The musician acknowledged country music isn’t the most popular genre among the LGBTQ community, but said maybe it’s “because they’ve never had the opportunity to relate to it?”
“Maybe I’m not giving my fans enough credit,” T.J. shared. “Maybe I’m not giving the genre enough credit.”
T.J.’s reason for coming out now has nothing to do with wanting to be loved or hated, he explained, adding, “I just want to move on.”
By that, T.J. meant he is ready “to put the coming out behind me. Because ultimately it’s a very small detail about me.”
“There are times when I think I’ve marginalized this part of me so that I feel better about it,” he said. “And I realize that it is a big part of who I am: The way I think, the way I act, the way I perform.
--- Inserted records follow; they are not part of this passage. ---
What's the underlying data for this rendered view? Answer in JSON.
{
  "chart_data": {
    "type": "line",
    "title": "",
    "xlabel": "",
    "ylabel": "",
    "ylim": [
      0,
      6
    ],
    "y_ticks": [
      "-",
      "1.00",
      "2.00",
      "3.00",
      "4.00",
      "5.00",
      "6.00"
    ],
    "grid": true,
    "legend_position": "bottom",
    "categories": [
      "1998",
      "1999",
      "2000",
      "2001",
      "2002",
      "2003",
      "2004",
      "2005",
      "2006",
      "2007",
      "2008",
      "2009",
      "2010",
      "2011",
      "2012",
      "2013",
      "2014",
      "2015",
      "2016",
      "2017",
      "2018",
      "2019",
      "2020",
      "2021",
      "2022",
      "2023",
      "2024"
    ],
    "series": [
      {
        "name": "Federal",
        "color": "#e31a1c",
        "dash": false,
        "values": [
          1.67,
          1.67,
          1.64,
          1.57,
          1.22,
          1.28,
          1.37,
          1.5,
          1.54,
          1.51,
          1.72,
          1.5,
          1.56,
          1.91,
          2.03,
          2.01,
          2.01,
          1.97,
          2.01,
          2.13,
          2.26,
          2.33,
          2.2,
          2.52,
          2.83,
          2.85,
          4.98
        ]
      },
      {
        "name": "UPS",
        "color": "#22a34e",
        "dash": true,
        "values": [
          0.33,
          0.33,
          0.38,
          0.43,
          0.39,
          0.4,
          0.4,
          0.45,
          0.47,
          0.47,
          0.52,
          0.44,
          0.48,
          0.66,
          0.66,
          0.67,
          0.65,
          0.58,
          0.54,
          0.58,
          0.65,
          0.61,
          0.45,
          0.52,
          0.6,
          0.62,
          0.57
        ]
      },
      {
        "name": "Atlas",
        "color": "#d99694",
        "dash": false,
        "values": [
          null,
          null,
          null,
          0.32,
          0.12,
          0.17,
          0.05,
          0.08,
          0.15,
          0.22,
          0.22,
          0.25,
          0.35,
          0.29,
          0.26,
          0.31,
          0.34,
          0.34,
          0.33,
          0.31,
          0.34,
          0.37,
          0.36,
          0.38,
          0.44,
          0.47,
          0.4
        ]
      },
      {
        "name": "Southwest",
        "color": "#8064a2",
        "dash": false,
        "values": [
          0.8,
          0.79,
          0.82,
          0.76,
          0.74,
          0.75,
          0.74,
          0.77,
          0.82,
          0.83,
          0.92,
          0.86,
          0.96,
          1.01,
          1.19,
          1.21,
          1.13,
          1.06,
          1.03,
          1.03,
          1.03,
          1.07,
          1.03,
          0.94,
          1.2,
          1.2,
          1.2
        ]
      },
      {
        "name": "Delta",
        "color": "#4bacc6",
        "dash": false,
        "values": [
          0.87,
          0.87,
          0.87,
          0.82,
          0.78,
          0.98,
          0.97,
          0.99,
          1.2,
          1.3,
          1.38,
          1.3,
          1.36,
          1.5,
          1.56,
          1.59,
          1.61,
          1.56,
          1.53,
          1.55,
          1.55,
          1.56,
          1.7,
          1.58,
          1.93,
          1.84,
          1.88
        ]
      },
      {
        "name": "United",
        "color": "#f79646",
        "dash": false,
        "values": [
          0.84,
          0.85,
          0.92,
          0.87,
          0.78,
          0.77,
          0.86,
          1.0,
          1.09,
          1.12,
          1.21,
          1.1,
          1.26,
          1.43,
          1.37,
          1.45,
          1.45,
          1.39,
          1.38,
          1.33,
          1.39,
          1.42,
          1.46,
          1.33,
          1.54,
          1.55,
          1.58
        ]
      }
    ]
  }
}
God, think of all the times that we talk about love, and write about love. It’s the biggest thing we ever get to feel. And I’ve kept the veil on.”
T.J. continued, “You know that thing — stand for something or you’ll fall for anything? That sounds like something someone in country music would say. But if you stand for something and it’s not what they stand for, then they hate it.”
“I’ve done more than I ever thought I would,” T.J. declared. “At this point, my happiness is more valuable than anything else I’d ever be able to achieve.”
T.J., who shared the story on social media, has already received an outpouring of support, with Miranda Lambert, Dan+Shay, Maren Morris, Reese Witherspoon and more stars leaving positive comments.
GLAAD’s Head of Talent, Anthony Ramos, issued the following statement to Yahoo Entertainment.
“T.J. Osborne’s decision to publicly come out and share his story is a major step forward to increase LGBTQ acceptance and inclusion in the country music world. He is now the only openly gay artist signed to a major country music label, and I hope that the business continues to realize that there is a space for LGBTQ artists, and that they can be commercially successful,” Ramos stated. “Brothers Osborne are one of today’s most successful country music acts and T.J.’s decision to share his true and authentic self with their many fans has the power to change hearts and minds when it comes to acceptance for the LGBTQ community.”
John posted a video for his brother after the interview was published.
“He’s taken one of the most important steps of his entire life and he’s doing it in front of the entire world. He’s always had my support no matter what,” John declared. “It’s an honor to call him my brother… It’s an honor to have a member of my family be a part of the LGBTQIA community. Proud of you, TJ. Love you, man.”